Using average THC concentrations of dry buds to estimate the ratio of indoor to outdoor cannabis in the entire nation demonstrates a lack of understanding of the cannabis plant. Cannabinoid expression in cannabis is primarily controlled by genetics, and only secondarily controlled by environmental factors. Cannabis grown outdoors can be just as potent as grown indoors, and some of the most potent cannabis that ever was, and ever will be, grows outdoors under the pure sunshine.

If you decide to rework this data, just go back to the work of Jon Gettman (he does good work, that’s why HIGH TIMES hired him to be our cannabis policy director). Preliminary data of his published online shows us that the indoor share of cannabis production is closer to 12 percent, not 33.3 percent.

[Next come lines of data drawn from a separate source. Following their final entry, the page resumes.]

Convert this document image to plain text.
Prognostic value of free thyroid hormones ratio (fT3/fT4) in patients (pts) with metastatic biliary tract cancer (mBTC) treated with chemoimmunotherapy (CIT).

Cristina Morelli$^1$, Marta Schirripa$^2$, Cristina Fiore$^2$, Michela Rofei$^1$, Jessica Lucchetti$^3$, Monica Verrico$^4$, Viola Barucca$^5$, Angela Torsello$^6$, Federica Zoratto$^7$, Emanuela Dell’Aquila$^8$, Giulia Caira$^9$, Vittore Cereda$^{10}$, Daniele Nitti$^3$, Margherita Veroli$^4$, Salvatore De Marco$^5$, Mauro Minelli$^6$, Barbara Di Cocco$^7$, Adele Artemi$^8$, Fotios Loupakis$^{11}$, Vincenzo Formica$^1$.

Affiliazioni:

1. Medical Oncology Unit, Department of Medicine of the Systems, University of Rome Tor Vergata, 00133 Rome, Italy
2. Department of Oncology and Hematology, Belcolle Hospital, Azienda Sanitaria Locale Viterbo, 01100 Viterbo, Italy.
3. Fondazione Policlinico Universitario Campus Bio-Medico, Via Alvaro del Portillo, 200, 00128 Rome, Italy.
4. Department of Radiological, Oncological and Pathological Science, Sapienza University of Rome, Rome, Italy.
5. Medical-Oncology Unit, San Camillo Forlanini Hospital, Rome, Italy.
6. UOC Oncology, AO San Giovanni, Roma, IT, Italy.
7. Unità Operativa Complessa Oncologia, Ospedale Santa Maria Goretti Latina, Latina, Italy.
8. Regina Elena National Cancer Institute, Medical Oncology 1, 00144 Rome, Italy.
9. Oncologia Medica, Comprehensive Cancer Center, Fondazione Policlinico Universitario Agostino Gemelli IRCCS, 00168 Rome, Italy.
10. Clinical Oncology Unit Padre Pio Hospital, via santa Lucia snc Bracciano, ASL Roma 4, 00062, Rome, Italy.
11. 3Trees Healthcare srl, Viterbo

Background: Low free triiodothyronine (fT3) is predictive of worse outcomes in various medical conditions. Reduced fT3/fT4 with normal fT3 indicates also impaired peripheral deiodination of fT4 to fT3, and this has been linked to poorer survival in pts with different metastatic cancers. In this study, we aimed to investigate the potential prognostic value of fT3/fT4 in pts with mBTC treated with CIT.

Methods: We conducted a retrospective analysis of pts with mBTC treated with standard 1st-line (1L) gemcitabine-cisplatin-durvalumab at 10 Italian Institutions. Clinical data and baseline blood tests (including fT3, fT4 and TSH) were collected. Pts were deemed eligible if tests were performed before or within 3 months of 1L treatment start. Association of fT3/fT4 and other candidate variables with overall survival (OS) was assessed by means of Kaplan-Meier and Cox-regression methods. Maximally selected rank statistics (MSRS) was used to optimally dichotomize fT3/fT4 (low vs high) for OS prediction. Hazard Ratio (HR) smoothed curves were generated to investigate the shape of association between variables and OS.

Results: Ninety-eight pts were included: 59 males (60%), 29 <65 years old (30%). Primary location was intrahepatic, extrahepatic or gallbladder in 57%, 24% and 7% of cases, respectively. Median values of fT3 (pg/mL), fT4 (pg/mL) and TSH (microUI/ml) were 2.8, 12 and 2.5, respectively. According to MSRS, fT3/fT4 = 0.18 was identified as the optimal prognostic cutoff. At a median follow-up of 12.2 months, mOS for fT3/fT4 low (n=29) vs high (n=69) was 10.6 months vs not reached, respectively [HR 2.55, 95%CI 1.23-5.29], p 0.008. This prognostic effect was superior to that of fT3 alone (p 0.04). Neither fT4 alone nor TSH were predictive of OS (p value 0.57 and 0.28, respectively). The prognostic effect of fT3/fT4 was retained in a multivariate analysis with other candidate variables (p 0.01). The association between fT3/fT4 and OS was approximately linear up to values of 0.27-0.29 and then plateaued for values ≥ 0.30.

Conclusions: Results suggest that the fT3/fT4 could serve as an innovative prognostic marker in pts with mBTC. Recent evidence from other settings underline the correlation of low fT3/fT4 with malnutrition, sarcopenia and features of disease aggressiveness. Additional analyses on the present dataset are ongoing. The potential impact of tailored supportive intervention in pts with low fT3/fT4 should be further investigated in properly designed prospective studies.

http://www.drugscience.org/Archive/bcr2/domstprod.html

http://www.amjbot.org/content/91/6/966.full

http://www.genetics.org/content/163/1/335

You also say that “some broader perspective is important,” and point to the fact that the cannabis industry uses around 6 times as much energy as the entire domestic pharmaceutical industry. Whether or not you use your inflated value of energy use, or a more conservative one, nothing will prevent the fact that cannabis uses more energy than pharmaceuticals. But how do they do it?

In the reference you cite, a graph put the electricity usage of the domestic pharmaceutical industry at around 11,000 GWh per year in 2002. In that year alone, more than 10,000 people died from prescription drug overdoses, and since then that number has more than doubled. The fact is that nearly 40 percent of the drugs Americans take are manufactured and prepared overseas, and over 80% of active pharmaceutical ingredients originate overseas for preparation here.

https://www.energystar.gov/ia/business/industry/in_focus/Pharmaceutical_Energy_Guide.pdf

https://www.drugabuse.gov/related-topics/trends-statistics/overdose-death-rates

http://www.fda.gov/NewsEvents/Testimony/ucm271073.htm

The energy usage of the cannabis industry cannot be compared to the apparent energy usage of the pharmaceutical industry because most of those drugs come from China and India, whereas the weed HIGH TIMES advocates for originates right here in the US.

Mr. Mills, please do not let your bias against the cannabis industry warp your interpretation of reality. The media has taken your warped image as fact, and that has created one big mess for those of us that are fighting daily to maintain and heighten the image of a plant that has been wrongfully criticized over nothing for over a century. Cannabis helps many suffering patients in need of relief and, as a recreational substance, it has the potential to reduce the harms of alcohol and other drugs of abuse that do cause significant harm. Cultivators have learned to grow indoors because prohibition forced them to, but legalization will reduce the carbon footprint as the industry evolves and is allowed to flourish in the open.

This debate will no doubt continue on for months or even years, but with each passing day cannabis growers will learn to use less energy, and nationwide legalization will become closer to reality, driving these outdated energy analyses closer and closer to obsolescence.